During the recent October scrap supply negotiations, insiders told SteelOrbis that a combination of maintenance activities, low export requirements for US scrap and adequate supply caused scrap prices to decline $10-20/gt ($892-17.86/nt or $9.83-19.69/mt) across the board versus September settles.
Based on a current sideways to October settlement, US Midwest prime busheling scrap -which settled on average $20/gt less during October negotiations- could settle for November in the US Ohio Valley at $395-420/gt ($401-427/mt) on a delivered basis, while while shredded scrap, which saw a recent $10/gt monthly decline, could settle sideways near $365-370/gt ($371-376/mt), delivered. Ohio Valley HMS grades which moved $10/gt lower in October, could trade flat near $315-335/gt ($320-340/mt), while P&S scrap, which settled on average also $10/gt less in US domestic Midwest markets, could trade for November near $351-361/gt ($357-367/mt).

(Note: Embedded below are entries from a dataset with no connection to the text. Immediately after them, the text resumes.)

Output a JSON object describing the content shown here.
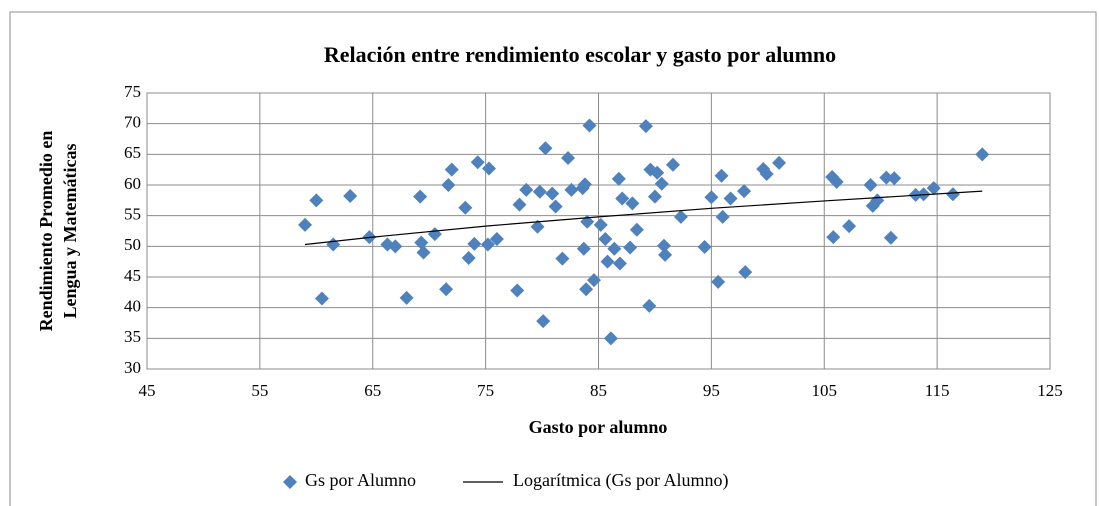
{
  "chart_data": {
    "type": "scatter",
    "title": "Relación entre rendimiento escolar  y gasto por alumno",
    "xlabel": "Gasto por alumno",
    "ylabel": [
      "Rendimiento Promedio en",
      "Lengua y Matemáticas"
    ],
    "xlim": [
      45,
      125
    ],
    "xticks": [
      45,
      55,
      65,
      75,
      85,
      95,
      105,
      115,
      125
    ],
    "ylim": [
      30,
      75
    ],
    "yticks": [
      30,
      35,
      40,
      45,
      50,
      55,
      60,
      65,
      70,
      75
    ],
    "grid": true,
    "legend": "bottom",
    "series": [
      {
        "name": "Gs por Alumno",
        "type": "scatter",
        "color": "#4f81bd",
        "x": [
          59,
          60,
          60.5,
          61.5,
          63,
          64.7,
          66.3,
          67,
          68,
          69.2,
          69.3,
          69.5,
          70.5,
          71.5,
          71.7,
          72,
          73.2,
          73.5,
          74,
          74.3,
          75.3,
          75.2,
          76,
          77.8,
          78,
          78.6,
          79.6,
          79.8,
          80.1,
          80.3,
          80.9,
          81.2,
          81.8,
          82.3,
          82.6,
          83.6,
          83.8,
          83.7,
          83.9,
          84,
          84.2,
          84.6,
          85.2,
          85.6,
          85.8,
          86.1,
          86.4,
          86.8,
          86.9,
          87.1,
          87.8,
          88,
          88.4,
          89.2,
          89.5,
          89.6,
          90,
          90.2,
          90.6,
          90.8,
          90.9,
          91.6,
          92.3,
          94.4,
          95,
          95.6,
          95.9,
          96,
          96.7,
          97.9,
          98,
          99.6,
          99.9,
          101,
          105.7,
          105.8,
          106.1,
          107.2,
          109.1,
          109.3,
          109.7,
          110.5,
          110.9,
          111.2,
          113.1,
          113.8,
          114.7,
          116.4,
          119
        ],
        "values": [
          53.5,
          57.5,
          41.5,
          50.3,
          58.2,
          51.5,
          50.3,
          50,
          41.6,
          58.1,
          50.6,
          49,
          52,
          43,
          60,
          62.5,
          56.3,
          48.1,
          50.4,
          63.7,
          62.7,
          50.3,
          51.2,
          42.8,
          56.8,
          59.2,
          53.2,
          58.9,
          37.8,
          66,
          58.6,
          56.5,
          48,
          64.4,
          59.2,
          59.5,
          60.1,
          49.6,
          43,
          54,
          69.7,
          44.5,
          53.5,
          51.2,
          47.5,
          35,
          49.6,
          61,
          47.2,
          57.8,
          49.8,
          57,
          52.7,
          69.6,
          40.3,
          62.5,
          58.1,
          62,
          60.2,
          50.1,
          48.6,
          63.3,
          54.8,
          49.9,
          58,
          44.2,
          61.5,
          54.8,
          57.8,
          59,
          45.8,
          62.6,
          61.8,
          63.6,
          61.3,
          51.5,
          60.5,
          53.3,
          60,
          56.6,
          57.5,
          61.2,
          51.4,
          61.1,
          58.4,
          58.5,
          59.5,
          58.5,
          65
        ]
      },
      {
        "name": "Logarítmica (Gs por Alumno)",
        "type": "line",
        "color": "#000000",
        "x": [
          59,
          65,
          75,
          85,
          95,
          105,
          119
        ],
        "values": [
          50.3,
          51.5,
          53.3,
          54.8,
          56.2,
          57.4,
          59.0
        ]
      }
    ]
  }
}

In the US Northeast, prime busheling grade material could trade flat near $340-360/gt ($345-365/mt), following October’s $20/gt delivered decline, while shredded grades are currently seen steady near $315-325/gt ($320-330/mt) following the recent $10/gt October price dip. P&S and HMS grades could likely finish flat to the $10-15/gt lower October delivered price settles reported near $280-290/gt ($285-295/mt), and $295-310/gt ($300-315/mt), scrap insiders told SteelOrbis this week.
Insiders tell SteelOrbis scrap pricing might remain little changed through the end of 2025 as a result of continuing 50 percent steel tariffs and languishing local and export finished steel demand. And while the majority still expect flat pricing next month, one contact offered a different perspective.
“I think what we’re seeing now, we’ll see through the end of the year,” quipped one Midwest-based scrap insider to SteelOrbis this past week. Another said, “I have heard some (suppliers) say pricing for November could be up, as many (US hot roll mills) could be post maintenance, [finished with maintenance] and the Turks didn’t buy billets from China this month.”